Pero la palabra “escalamiento” implica que se trata de un proceso gradual o donde se transita de formas benignas y no violentas hacia una confrontación violenta donde priman visiones antagónicas.
Esta visión procesal no corresponde a la actual experiencia de Colombia. Mientras que la protesta desde el comienzo y en su mayoría ha sido pacífica, la respuesta del gobierno ha dado prioridad a la estigmatización y al uso excesivo y desproporcional de la fuerza.
Dicho en otras palabras: antes que resultar de la interacción entre dos actores, el escalamiento del conflicto social ha estado jalonado por el gobierno.
Además, los actores de la protesta no tienen las mismas condiciones. Esta no es una interacción entre grupos armados o grupos terroristas urbanos como sectores políticos cercanos al gobierno nacional han querido presentar.
Es fundamental reconocer la naturaleza de quiénes están en las calles. La voluntad de negociación por parte de los líderes políticos debe manifestarse a través de un conjunto coherente de gestos y acciones concretas. Por ejemplo, reconociendo los crímenes cometidos por parte de la Policía para abrir caminos de diálogo.
Antes que resultar de la interacción entre dos actores, el escalamiento del conflicto social ha estado jalonado por el gobierno.
El desescalamiento es un proceso lento que demanda un gran esfuerzo de las partes involucradas. Esto exige voluntad política, liderazgo y transparencia, cualidades que el gobierno nacional reiteradamente ha demostrado que no tiene.

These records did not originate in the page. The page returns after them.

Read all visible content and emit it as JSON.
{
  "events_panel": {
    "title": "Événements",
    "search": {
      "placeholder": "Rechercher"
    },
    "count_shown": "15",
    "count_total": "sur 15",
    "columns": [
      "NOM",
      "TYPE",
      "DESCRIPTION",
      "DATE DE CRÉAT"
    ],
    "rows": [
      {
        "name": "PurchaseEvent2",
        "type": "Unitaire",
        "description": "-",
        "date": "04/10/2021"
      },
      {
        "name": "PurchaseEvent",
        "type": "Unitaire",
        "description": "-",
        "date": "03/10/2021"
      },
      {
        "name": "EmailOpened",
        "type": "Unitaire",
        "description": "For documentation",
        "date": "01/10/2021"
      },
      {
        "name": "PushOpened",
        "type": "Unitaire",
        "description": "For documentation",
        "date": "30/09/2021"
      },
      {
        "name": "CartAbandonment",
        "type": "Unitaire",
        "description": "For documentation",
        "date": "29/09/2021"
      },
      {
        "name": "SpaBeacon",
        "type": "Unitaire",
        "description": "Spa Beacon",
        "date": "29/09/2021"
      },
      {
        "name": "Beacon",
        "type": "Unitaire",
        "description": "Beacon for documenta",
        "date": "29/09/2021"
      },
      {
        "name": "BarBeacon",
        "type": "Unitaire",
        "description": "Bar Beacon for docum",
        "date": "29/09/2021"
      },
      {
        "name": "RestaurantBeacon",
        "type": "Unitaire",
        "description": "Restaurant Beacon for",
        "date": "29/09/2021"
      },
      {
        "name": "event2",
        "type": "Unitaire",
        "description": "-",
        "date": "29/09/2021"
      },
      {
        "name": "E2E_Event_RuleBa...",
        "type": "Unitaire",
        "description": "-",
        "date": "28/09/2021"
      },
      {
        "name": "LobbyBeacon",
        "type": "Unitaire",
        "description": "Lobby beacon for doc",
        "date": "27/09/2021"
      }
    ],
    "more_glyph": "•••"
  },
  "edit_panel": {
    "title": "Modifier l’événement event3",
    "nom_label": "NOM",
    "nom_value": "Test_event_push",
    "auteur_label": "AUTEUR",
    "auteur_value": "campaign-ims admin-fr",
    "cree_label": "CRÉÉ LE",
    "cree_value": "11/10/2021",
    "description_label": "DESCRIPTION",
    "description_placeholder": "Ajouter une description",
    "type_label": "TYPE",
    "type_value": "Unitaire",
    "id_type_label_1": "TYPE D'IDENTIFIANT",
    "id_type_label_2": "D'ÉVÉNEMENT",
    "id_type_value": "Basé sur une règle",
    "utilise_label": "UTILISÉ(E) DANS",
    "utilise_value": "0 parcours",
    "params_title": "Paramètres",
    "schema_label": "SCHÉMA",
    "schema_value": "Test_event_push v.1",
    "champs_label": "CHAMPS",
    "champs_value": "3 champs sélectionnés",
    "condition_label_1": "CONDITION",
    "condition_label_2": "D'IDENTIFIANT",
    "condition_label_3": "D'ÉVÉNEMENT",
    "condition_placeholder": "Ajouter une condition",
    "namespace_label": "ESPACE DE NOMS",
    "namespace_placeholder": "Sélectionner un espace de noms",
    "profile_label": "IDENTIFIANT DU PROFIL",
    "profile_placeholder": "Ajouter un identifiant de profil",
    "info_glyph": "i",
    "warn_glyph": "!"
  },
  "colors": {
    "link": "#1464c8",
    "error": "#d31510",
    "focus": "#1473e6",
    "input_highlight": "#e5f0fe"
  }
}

Por el contrario, su estrategia se ha basado en exigir, por un lado, el “desmonte” de los grupos que se movilizan y por otra parte, el despliegue de estrategias para limitar las garantías a la protesta social.
Por ejemplo, a través de la modificación de las leyes que regulan la protesta y con la reciente propuesta de Duque de promover una ley anti andalismo y antidisturbios.
Para quienes protestan, desescalar implica reducción de la violencia estatal y su disposición para el diálogo. Pero para el gobierno y lo sectores de derecha, el desescalamiento no consiste tan solo en suspender los actos disruptivos (como los bloqueos), sino el paro en su conjunto, es decir, en el retorno a la “normalidad” entendida como la situación anterior al principio de las protestas.
Esa normalidad entonces supondría retornar a las condiciones de precariedad y rebusque cotidiano que impulsaron las protestas.
Si el gobierno tiene intenciones genuinas de solucionar la crisis, debe:
- reconocer su papel en el escalamiento del conflicto,
- aceptar su posición asimétrica en el diálogo en tanto que tienen el poder y la capacidad de uso de las armas estatales; y
- mostrar su intención de diálogo y de comprometerse con cambios que beneficien a estas poblaciones, quienes necesitan sentir que el Estado es un instrumento al servicio de ellas.
Por el contrario, si los líderes políticos siguen interpretando las demandas ciudadanas como mecanismos para “arrodillar a las instituciones” estaremos lejos de una resolución pacífica de la crisis.